Increased Use of Infliximab Biosimilars Corresponds to Increased Reporting of AEs

The study investigators noted that the number of individual case safety reports related to infliximab biosimilars increased directly after the marketing availability of the medicines in Italy, which can be interpreted as a result of more patients having access to infliximab therapy.
Samantha DiGrande
January 21, 2019
Infliximab can be linked with adverse events (AEs) such as infusion reactions, hypersensitivity, and immunogenicity. Recently, Italian researchers sought to assess the scope of preventable AEs found in individual case safety reports (ICSRs) for patients taking biosimilar infliximab versus those taking originator infliximab, and reported their findings in a recent study.
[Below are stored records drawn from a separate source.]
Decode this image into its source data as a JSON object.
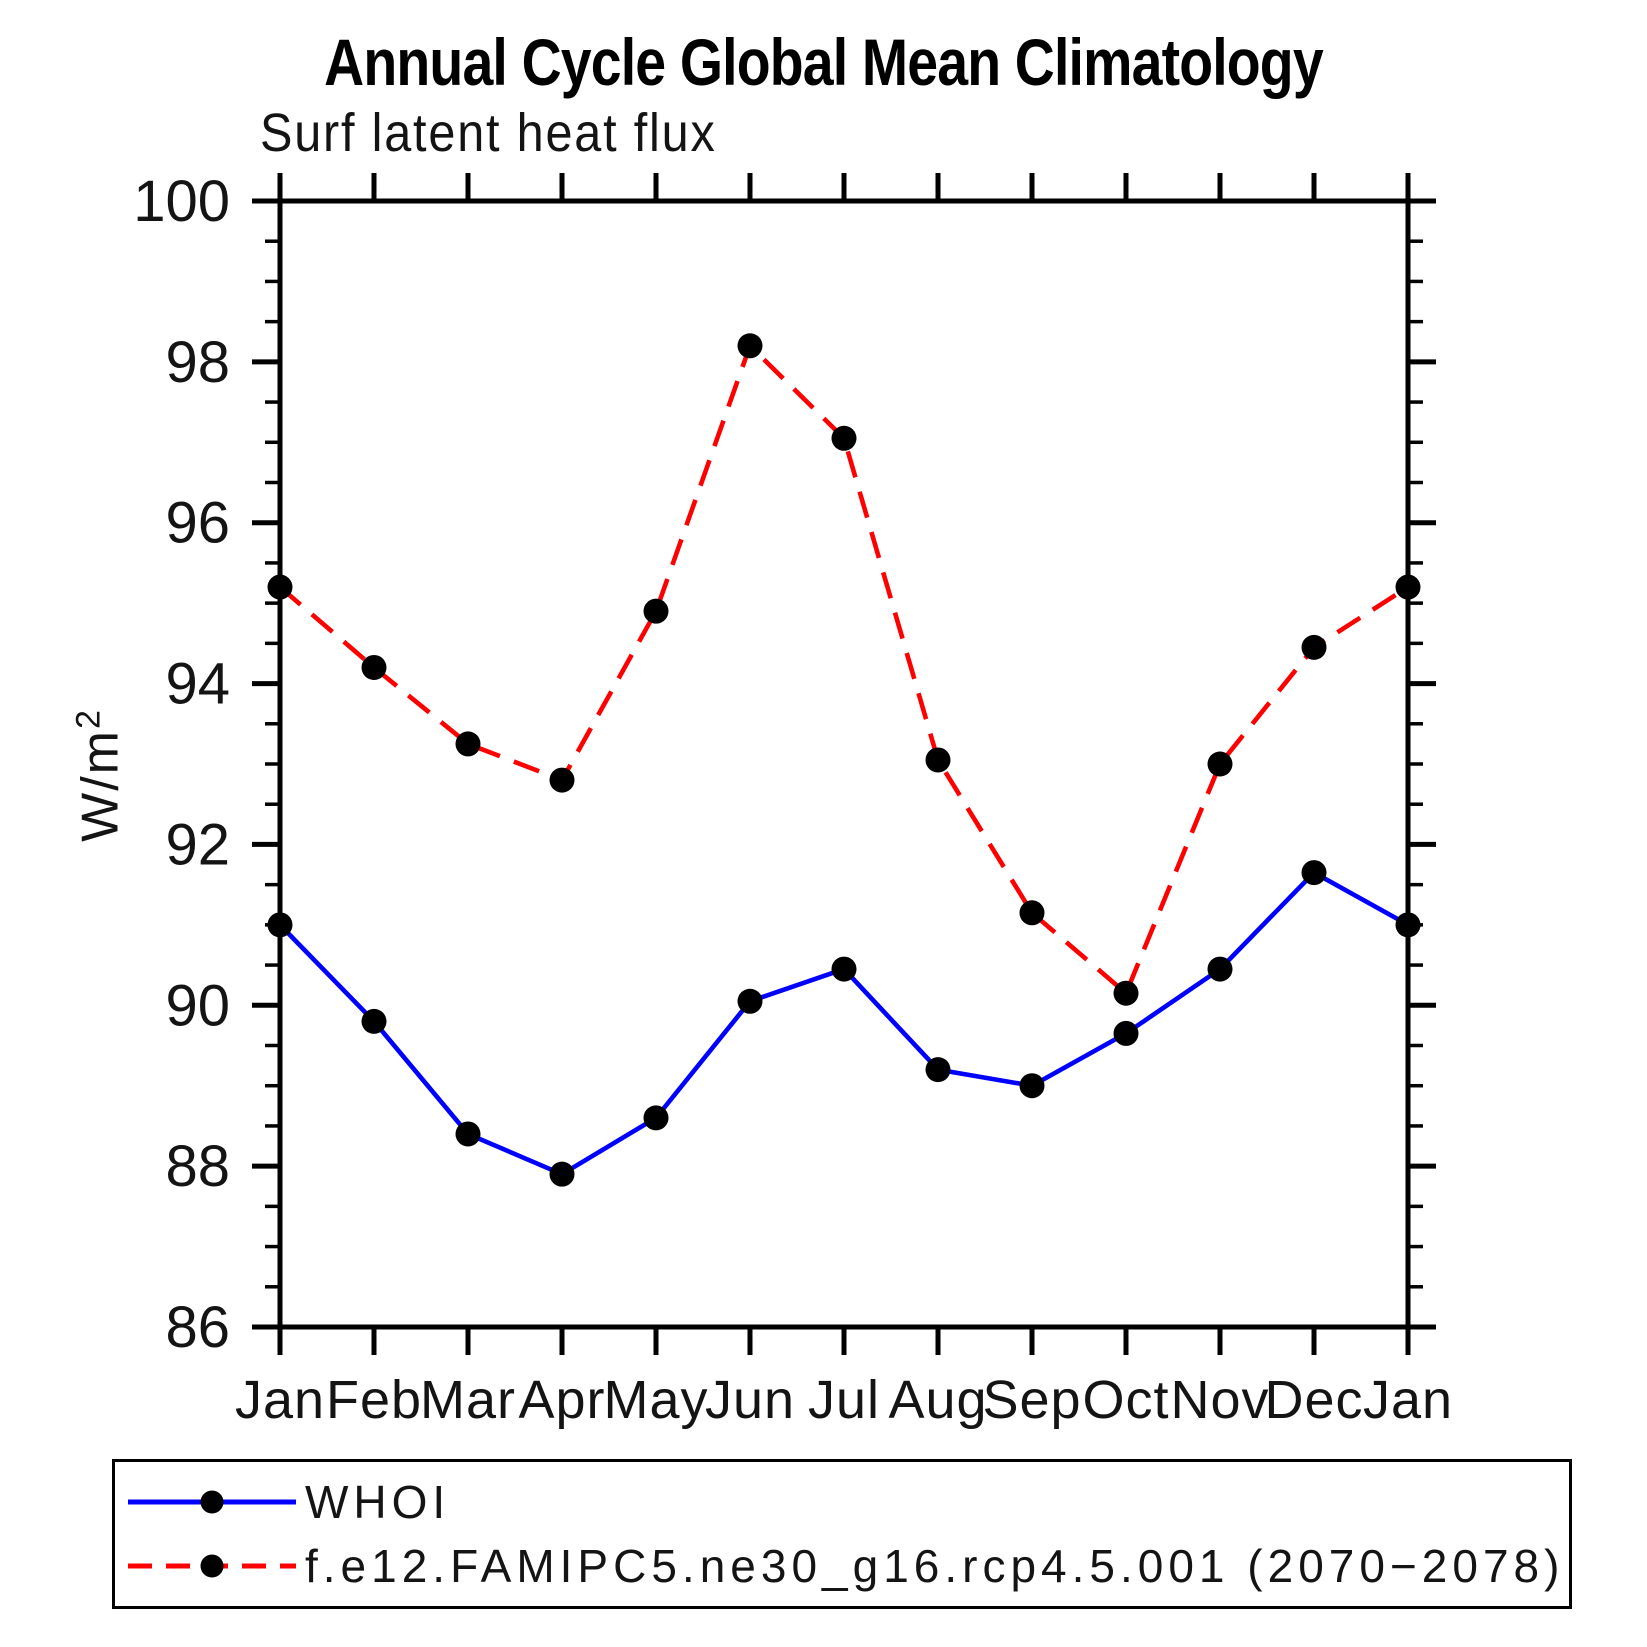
{
  "chart_data": {
    "type": "line",
    "title": "Annual Cycle Global Mean Climatology",
    "subtitle": "Surf latent heat flux",
    "ylabel": "W/m²",
    "ylabel_parts": {
      "base": "W/m",
      "sup": "2"
    },
    "x_categories": [
      "Jan",
      "Feb",
      "Mar",
      "Apr",
      "May",
      "Jun",
      "Jul",
      "Aug",
      "Sep",
      "Oct",
      "Nov",
      "Dec",
      "Jan"
    ],
    "ylim": [
      86,
      100
    ],
    "yticks": [
      86,
      88,
      90,
      92,
      94,
      96,
      98,
      100
    ],
    "ytick_minor_interval": 0.5,
    "grid": false,
    "frame": "box",
    "tick_direction": "out",
    "legend_position": "bottom",
    "marker_color": "#000000",
    "series": [
      {
        "name": "WHOI",
        "color": "#0000ff",
        "style": "solid",
        "marker": "circle",
        "values": [
          91.0,
          89.8,
          88.4,
          87.9,
          88.6,
          90.05,
          90.45,
          89.2,
          89.0,
          89.65,
          90.45,
          91.65,
          91.0
        ]
      },
      {
        "name": "f.e12.FAMIPC5.ne30_g16.rcp4.5.001 (2070−2078)",
        "color": "#ff0000",
        "style": "dashed",
        "marker": "circle",
        "values": [
          95.2,
          94.2,
          93.25,
          92.8,
          94.9,
          98.2,
          97.05,
          93.05,
          91.15,
          90.15,
          93.0,
          94.45,
          95.2
        ]
      }
    ]
  }
}
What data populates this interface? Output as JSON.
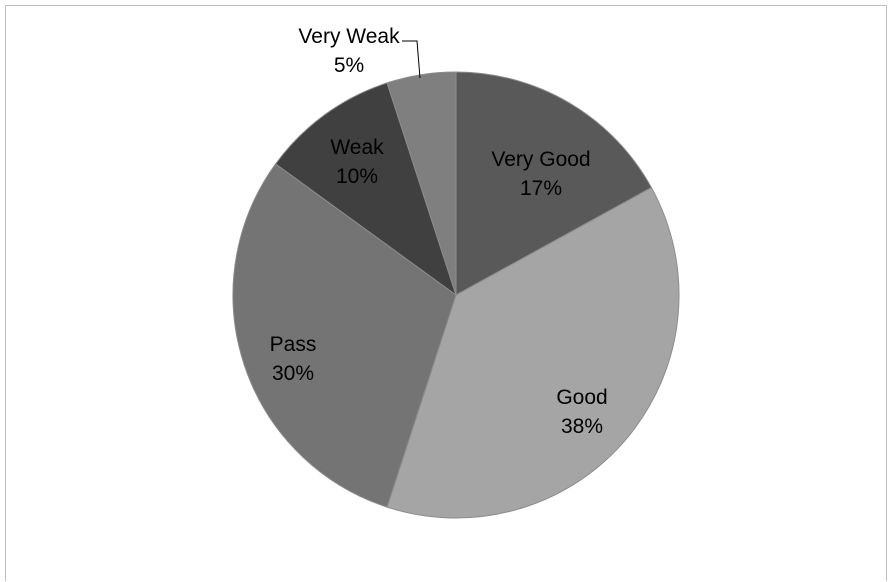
{
  "chart_data": {
    "type": "pie",
    "title": "",
    "start_angle_deg": 0,
    "direction": "clockwise",
    "slices": [
      {
        "label": "Very Good",
        "value": 17,
        "percent_label": "17%",
        "color": "#595959"
      },
      {
        "label": "Good",
        "value": 38,
        "percent_label": "38%",
        "color": "#a5a5a5"
      },
      {
        "label": "Pass",
        "value": 30,
        "percent_label": "30%",
        "color": "#747474"
      },
      {
        "label": "Weak",
        "value": 10,
        "percent_label": "10%",
        "color": "#404040"
      },
      {
        "label": "Very Weak",
        "value": 5,
        "percent_label": "5%",
        "color": "#7f7f7f"
      }
    ],
    "slice_border_color": "#8c8c8c",
    "leader_line_color": "#000000",
    "legend": "none"
  }
}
From October 2015 to October 2017, the researchers identified 459 ICSRs that reported infliximab as the suspected drug across the spontaneous reporting systems in Italy. During this period, 81,906 vials of infliximab were distributed, accounting for a reporting rate of 6 ICSRs per 1000 vials.

For both the originator and biosimilars, ICSRs were reported. In total, 222 ICSRs were reported for the originator biosimilar, Remicade, and 237 ICSRs were reported for the infliximab biosimilar CT-P13 (Remsima, Inflectra). Patients who experienced an adverse reaction to infliximab, both originator or biosimilars, had a mean age of 48.0 years (±15.5 years), and 54.5% were female.

More than 60% of patients who experienced an AE with infliximab were concomitantly receiving at least 1 other medication, and more than 80% of those patients had at least 1 comorbidity, including cardiac disorders, dyslipidemia, and acute or chronic infections. In terms of preventable cases of AEs, researchers identified 34 cases out of 459 (7.41%) that were considered to be preventable. For these cases, the detected critical criteria were mainly related to “documented hypersensitivity to administered drug or drug class,” “inappropriate prescription for patient’s underlying medical condition,” and “incorrect dose.”

The study investigators noted that, as expected, the number of ICSRs related to infliximab biosimilars increased directly after the marketing availability of the medicines in Italy, which can be interpreted as a result of more patients having access to infliximab therapy. The researchers also indicated that a direct correlation between the increased attention that all biosimilars have received from both clinicians and patients, as well as the increased reporting of AEs induced by the availability of biosimilar infliximab, could not be excluded as possibilities.

Overall, said the authors, no new safety issues emerged for the biosimilar infliximab or the originator product. “Considering the potential advantages offered by the increase in biosimilar utilization in clinical practice, both for patients and healthcare systems, we believe that the use of biosimilars, including those of infliximab, should be undoubtedly supported in clinical practice.”

Reference
Scavone C, Sessa M, Clementi E, et al. Real world data on the utilization pattern and safety profile of infliximab originator versus biosimilars in Italy: a multiregional study. BioDrugs. 2018;32(6):607-617. doi: 10.1007/s40259-018-0313-2.